What has been your costliest mistake in this hobby?


For example :I recently learned a hard lesson- I accidentally ran voltage thru my $3000 MC cartridge (kiseki purple heart).  I have a TT with 5 prong connector and a phono cable with a 5 prong connector.  I accidentally swapped where they plugged into and ran electric thru the tonearm into the cartridge.  It was a stupid - not thinking- hasty mistake. When I corrected the problem the cartridge was fried.  An avalanche of four letter words followed!

So what has been your biggest and/or costliest mistake?
polkalover
phd:
Right you are. In 2001, I really liked the sound of the B&K electronics. It took less than 10 sec. to pick it originally vs. more mass market brands. Hot sucker! I almost bought one of the 2ch amps when I kicked HT out of bed, but why tempt fate? I used to have a dickens of a time selling against B&K. Who'da thunk they'd come and bite me in the butt after they were dead?
BEWARE! VAMPIRE AMPS!
Absence of knowledge is a killer.
My biggest mistake was buying speakers that dipped below 1 ohm (9 Kappas) and pairing them with power amps that had a lot of watts, but only a 4 ohm output rating (2 Carver M-4.0t). To make matters worse, I was going to change the crossovers on the speakers and I had bought a couple powerful subs with passive crossovers to try to see if I could still get the speakers to open up, but never got the chance due to a fire. 
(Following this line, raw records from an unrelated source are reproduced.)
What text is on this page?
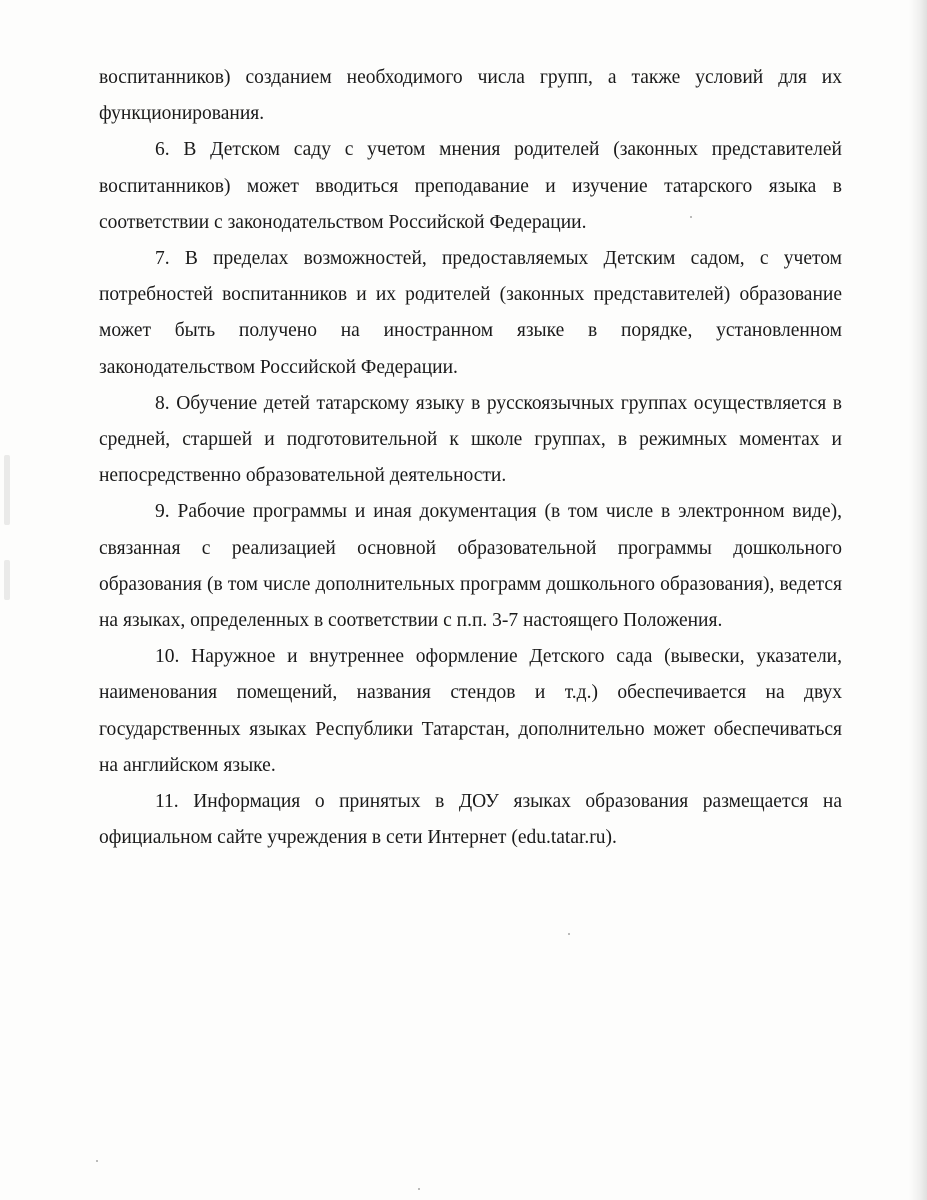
воспитанников) созданием необходимого числа групп, а также условий для их функционирования.

6. В Детском саду с учетом мнения родителей (законных представителей воспитанников) может вводиться преподавание и изучение татарского языка в соответствии с законодательством Российской Федерации.

7. В пределах возможностей, предоставляемых Детским садом, с учетом потребностей воспитанников и их родителей (законных представителей) образование может быть получено на иностранном языке в порядке, установленном законодательством Российской Федерации.

8. Обучение детей татарскому языку в русскоязычных группах осуществляется в средней, старшей и подготовительной к школе группах, в режимных моментах и непосредственно образовательной деятельности.

9. Рабочие программы и иная документация (в том числе в электронном виде), связанная с реализацией основной образовательной программы дошкольного образования (в том числе дополнительных программ дошкольного образования), ведется на языках, определенных в соответствии с п.п. 3-7 настоящего Положения.

10. Наружное и внутреннее оформление Детского сада (вывески, указатели, наименования помещений, названия стендов и т.д.) обеспечивается на двух государственных языках Республики Татарстан, дополнительно может обеспечиваться на английском языке.

11. Информация о принятых в ДОУ языках образования размещается на официальном сайте учреждения в сети Интернет (edu.tatar.ru).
rickytickytwo, did you ever find a power amp that could drive the Kappas? I would think that some of the Class D amps might qualify.
Buying speakers that I was certain must be fabulous based on a review and talking to the builder...without hearing them personally first...put 'em in my system, was sure they were breaking-in, waited, waited some more, and then realized they just didn't work for me...by the time the builder had sent me the proper serial number badges (6 months at least) he wouldn't allow a return...lost a couple hundred bucks when finally sold. Good news was the speakers I already had sounded great, and I was simply looking for more efficiency. Bad news for the builder as I'll now have nothing to do with him or his products. 
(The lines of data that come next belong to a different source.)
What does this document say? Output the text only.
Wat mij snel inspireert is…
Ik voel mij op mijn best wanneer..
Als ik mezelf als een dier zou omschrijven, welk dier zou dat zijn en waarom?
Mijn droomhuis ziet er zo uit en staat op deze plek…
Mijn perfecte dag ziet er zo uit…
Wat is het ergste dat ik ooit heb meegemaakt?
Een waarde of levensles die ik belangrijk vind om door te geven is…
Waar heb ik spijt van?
Throwing good money after bad:  In 2006 I purchased a one-off Odyssey Audio HT3 from Klaus.  In warranty, it needed a new cap.  Parts and labor were free, but shipping this 64 lb beast wasn't.  12 years later, catastrophic cap failure.  Klaus was surprised it took so long to fail (!).  I shipped it to him at great expense, and I agreed to a full Kismet Internals upgrade of the L/R channels for $900 + shipping.  After a long, long wait, I received an amp apparently damaged in shipping that failed.  Klaus offered to repair it yet again, for free, but again, round trip shipping was well into the hundreds of dollars, as Klaus insisted that he return it to me via air freight (fortunately I live near a major airport).   I had it for 5 months before it failed again.  I had decided after the last repair not to lug this thing to and from shippers if it ever failed again, so it is now a boat anchor underneath a better sounding Class D amp from Arion Audio.  Trouble free for over a year, it weighs just 20lbs., so I can handle it if it ever does need a repair.  And it is one of the cleanest amps I have  ever heard.